Gauss's Law and E field problem

[gravenewworld]

I have two plates, one on top of the other, that have a charge densities +s1 of the top of the top plate, -s2 on the bottom of the top plate, s2 on the top of the bottom plate, and -s1 on the bottom of the bottom plate (s1 and s2 are both positive numbers). I have to find the electric field on top of the plates, inbetween, and below the plates. Using gauss's law I drew a cylinder through the top plate and found the electric field to be s1/e (e=permittivity of free space). On the bottom by symmetry the electric field would be -s1/e. Now my problem is finding the E field inbetween. The E field vector goes away from positive charge and goes toward negative charges. So If i make a cylinder for that goes through the top plate and find the amount of E field going through the bottom part of the cylinder I have E=-s2/e. Now for the bottom plate the E filed points away from the top part of the bottom plate so by using a cylinder and Gauss's law again I have E=s2/e.
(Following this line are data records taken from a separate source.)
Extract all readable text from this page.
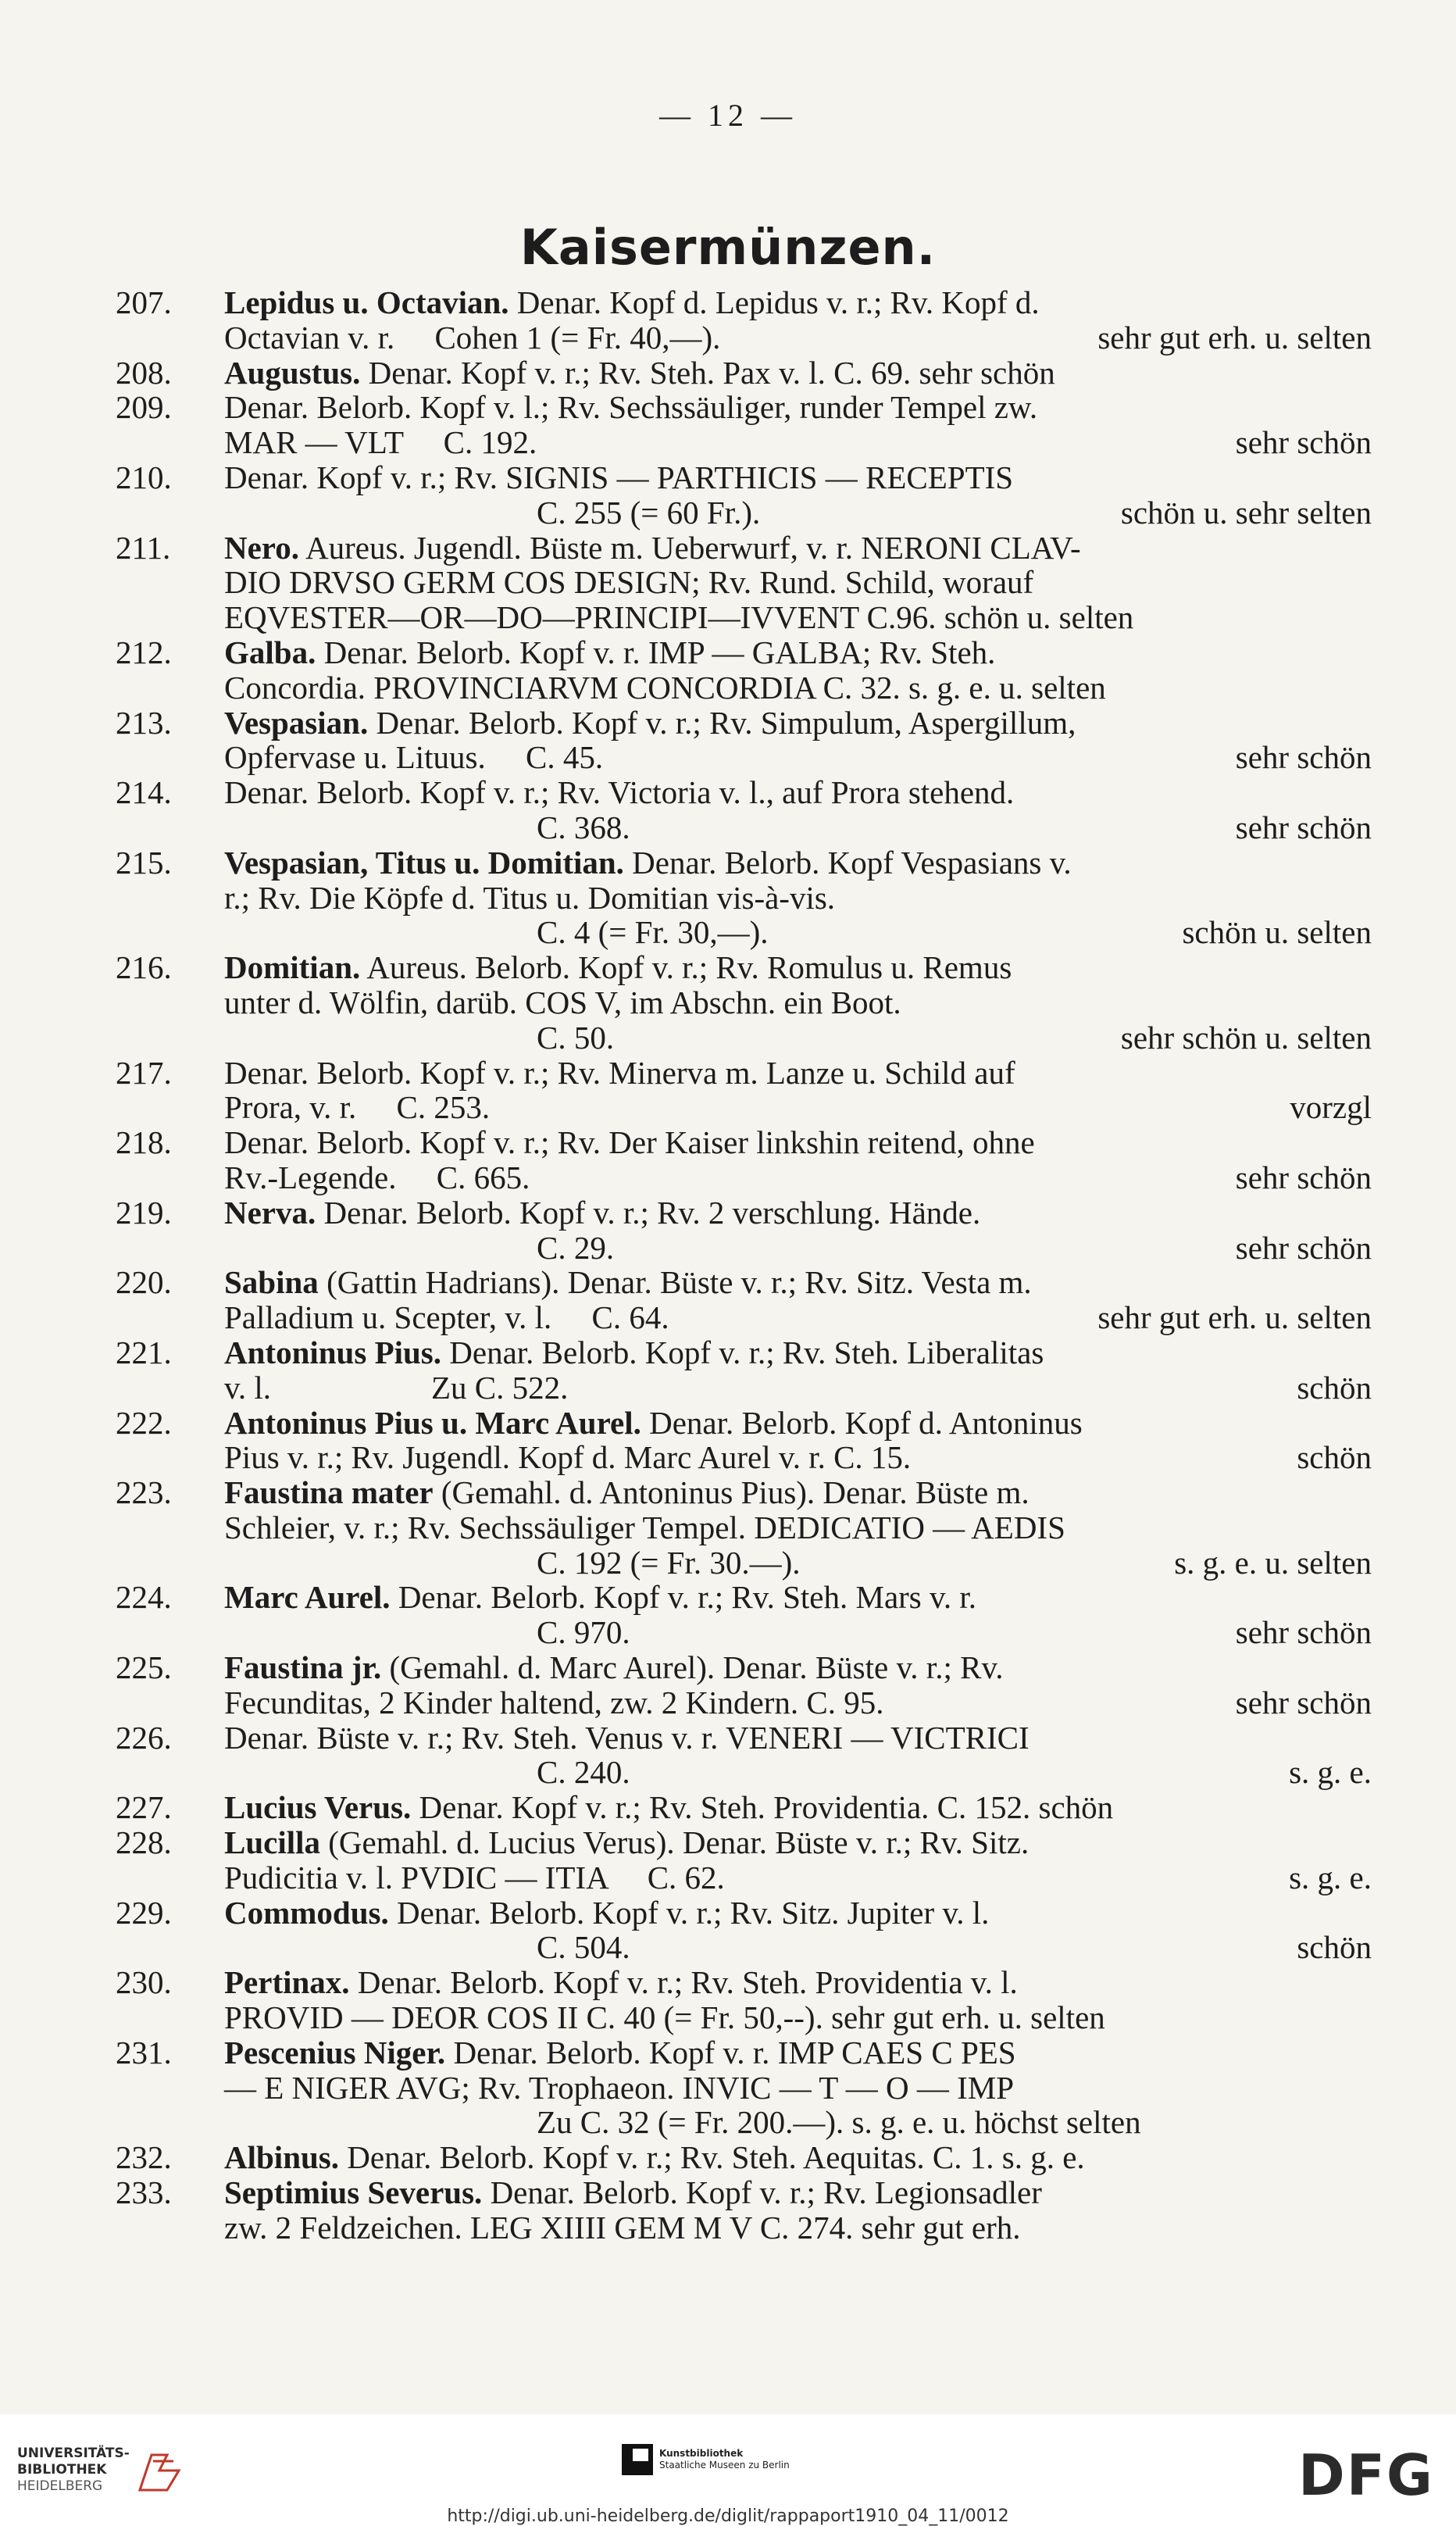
— 12 —
Kaisermünzen.
207.	Lepidus u. Octavian. Denar. Kopf d. Lepidus v. r.; Rv. Kopf d.
Octavian v. r.     Cohen 1 (= Fr. 40,—).	sehr gut erh. u. selten
208.	Augustus. Denar. Kopf v. r.; Rv. Steh. Pax v. l. C. 69. sehr schön
209.	Denar. Belorb. Kopf v. l.; Rv. Sechssäuliger, runder Tempel zw.
MAR — VLT     C. 192.	sehr schön
210.	Denar. Kopf v. r.; Rv. SIGNIS — PARTHICIS — RECEPTIS
C. 255 (= 60 Fr.).	schön u. sehr selten
211.	Nero. Aureus. Jugendl. Büste m. Ueberwurf, v. r. NERONI CLAV-
DIO DRVSO GERM COS DESIGN; Rv. Rund. Schild, worauf
EQVESTER—OR—DO—PRINCIPI—IVVENT C.96. schön u. selten
212.	Galba. Denar. Belorb. Kopf v. r. IMP — GALBA; Rv. Steh.
Concordia. PROVINCIARVM CONCORDIA C. 32. s. g. e. u. selten
213.	Vespasian. Denar. Belorb. Kopf v. r.; Rv. Simpulum, Aspergillum,
Opfervase u. Lituus.     C. 45.	sehr schön
214.	Denar. Belorb. Kopf v. r.; Rv. Victoria v. l., auf Prora stehend.
C. 368.	sehr schön
215.	Vespasian, Titus u. Domitian. Denar. Belorb. Kopf Vespasians v.
r.; Rv. Die Köpfe d. Titus u. Domitian vis-à-vis.
C. 4 (= Fr. 30,—).	schön u. selten
216.	Domitian. Aureus. Belorb. Kopf v. r.; Rv. Romulus u. Remus
unter d. Wölfin, darüb. COS V, im Abschn. ein Boot.
C. 50.	sehr schön u. selten
217.	Denar. Belorb. Kopf v. r.; Rv. Minerva m. Lanze u. Schild auf
Prora, v. r.     C. 253.	vorzgl
218.	Denar. Belorb. Kopf v. r.; Rv. Der Kaiser linkshin reitend, ohne
Rv.-Legende.     C. 665.	sehr schön
219.	Nerva. Denar. Belorb. Kopf v. r.; Rv. 2 verschlung. Hände.
C. 29.	sehr schön
220.	Sabina (Gattin Hadrians). Denar. Büste v. r.; Rv. Sitz. Vesta m.
Palladium u. Scepter, v. l.     C. 64.	sehr gut erh. u. selten
221.	Antoninus Pius. Denar. Belorb. Kopf v. r.; Rv. Steh. Liberalitas
v. l.                    Zu C. 522.	schön
222.	Antoninus Pius u. Marc Aurel. Denar. Belorb. Kopf d. Antoninus
Pius v. r.; Rv. Jugendl. Kopf d. Marc Aurel v. r. C. 15.	schön
223.	Faustina mater (Gemahl. d. Antoninus Pius). Denar. Büste m.
Schleier, v. r.; Rv. Sechssäuliger Tempel. DEDICATIO — AEDIS
C. 192 (= Fr. 30.—).	s. g. e. u. selten
224.	Marc Aurel. Denar. Belorb. Kopf v. r.; Rv. Steh. Mars v. r.
C. 970.	sehr schön
225.	Faustina jr. (Gemahl. d. Marc Aurel). Denar. Büste v. r.; Rv.
Fecunditas, 2 Kinder haltend, zw. 2 Kindern. C. 95.	sehr schön
226.	Denar. Büste v. r.; Rv. Steh. Venus v. r. VENERI — VICTRICI
C. 240.	s. g. e.
227.	Lucius Verus. Denar. Kopf v. r.; Rv. Steh. Providentia. C. 152. schön
228.	Lucilla (Gemahl. d. Lucius Verus). Denar. Büste v. r.; Rv. Sitz.
Pudicitia v. l. PVDIC — ITIA     C. 62.	s. g. e.
229.	Commodus. Denar. Belorb. Kopf v. r.; Rv. Sitz. Jupiter v. l.
C. 504.	schön
230.	Pertinax. Denar. Belorb. Kopf v. r.; Rv. Steh. Providentia v. l.
PROVID — DEOR COS II C. 40 (= Fr. 50,--). sehr gut erh. u. selten
231.	Pescenius Niger. Denar. Belorb. Kopf v. r. IMP CAES C PES
— E NIGER AVG; Rv. Trophaeon. INVIC — T — O — IMP
Zu C. 32 (= Fr. 200.—). s. g. e. u. höchst selten
232.	Albinus. Denar. Belorb. Kopf v. r.; Rv. Steh. Aequitas. C. 1. s. g. e.
233.	Septimius Severus. Denar. Belorb. Kopf v. r.; Rv. Legionsadler
zw. 2 Feldzeichen. LEG XIIII GEM M V C. 274. sehr gut erh.
UNIVERSITÄTS-
BIBLIOTHEK
HEIDELBERG
Kunstbibliothek
Staatliche Museen zu Berlin	DFG
http://digi.ub.uni-heidelberg.de/diglit/rappaport1910_04_11/0012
Thus the E field inbetween should be -s2/e + s2/e=0. But I don't see how this is the case since the E field vector from the bottom plate is in the same direction as the E field vector of the top plate since the bottom is positively charged and the top is negatively charged. Shouldn't I get E=2s2/e ?

What am I doing wrong? (I hope I didn't get you confused, but I don't know how to do latex.)

 

[OlderDan]

I have two plates, one on top of the other, that have a charge densities +s1 of the top of the top plate, -s2 on the bottom of the top plate, s2 on the top of the bottom plate, and -s1 on the bottom of the bottom plate (s1 and s2 are both positive numbers). I have to find the electric field on top of the plates, inbetween, and below the plates. Using gauss's law I drew a cylinder through the top plate and found the electric field to be s1/e (e=permittivity of free space). On the bottom by symmetry the electric field would be -s1/e. Now my problem is finding the E field inbetween. The E field vector goes away from positive charge and goes toward negative charges. So If i make a cylinder for that goes through the top plate and find the amount of E field going through the bottom part of the cylinder I have E=-s2/e. Now for the bottom plate the E filed points away from the top part of the bottom plate so by using a cylinder and Gauss's law again I have E=s2/e. Thus the E field inbetween should be -s2/e + s2/e=0. But I don't see how this is the case since the E field vector from the bottom plate is in the same direction as the E field vector of the top plate since the bottom is positively charged and the top is negatively charged. Shouldn't I get E=2s2/e ?

What am I doing wrong? (I hope I didn't get you confused, but I don't know how to do latex.)

If I am reading it right, you have 4 planes of charge such that a Gaussian cylinder cutting all 4 planes encloses zero charge. By Gauss' law the integral of the normal component of the field over the surface will be zero. Since the field from any single plane of charge has reflection symmetry, and is independent of the distance from the plane, the fields outside the plates will be zero. Between the plates you will have contributions from all four planes, with a downward contribution from the s1 surfaces and upward from the s2 surfaces.

 

[thepatientmental]

First of all, great job using Gauss's Law to solve this problem! It looks like you have a good understanding of the concept. However, there seems to be a misunderstanding in your calculation for the electric field in between the plates.

You are correct that the electric field from the top plate points towards the negative charge and the electric field from the bottom plate points towards the positive charge. However, when you use Gauss's Law, you are not looking at the individual electric fields from each plate, but rather the total electric field within the Gaussian surface. In this case, the Gaussian surface is a cylinder that goes through both plates.

When you calculated the electric field from the top plate, you used the total charge on the top plate, which is s1. But when you calculated the electric field from the bottom plate, you only used the charge on the bottom part of the plate, which is s2. This is where the mistake is. In order to find the total electric field within the Gaussian surface, you need to use the total charge enclosed by the surface.

So, the correct way to calculate the electric field in between the plates would be to use the total charge on both plates, which is s1 + s2. This would give you an electric field of (s1+s2)/e in between the plates. This makes intuitive sense because the electric field from the top plate is pointing towards the negative charge, while the electric field from the bottom plate is pointing towards the positive charge. So, the total electric field in between the plates would be the sum of these two fields.

I hope this helps clarify your confusion. Keep up the good work!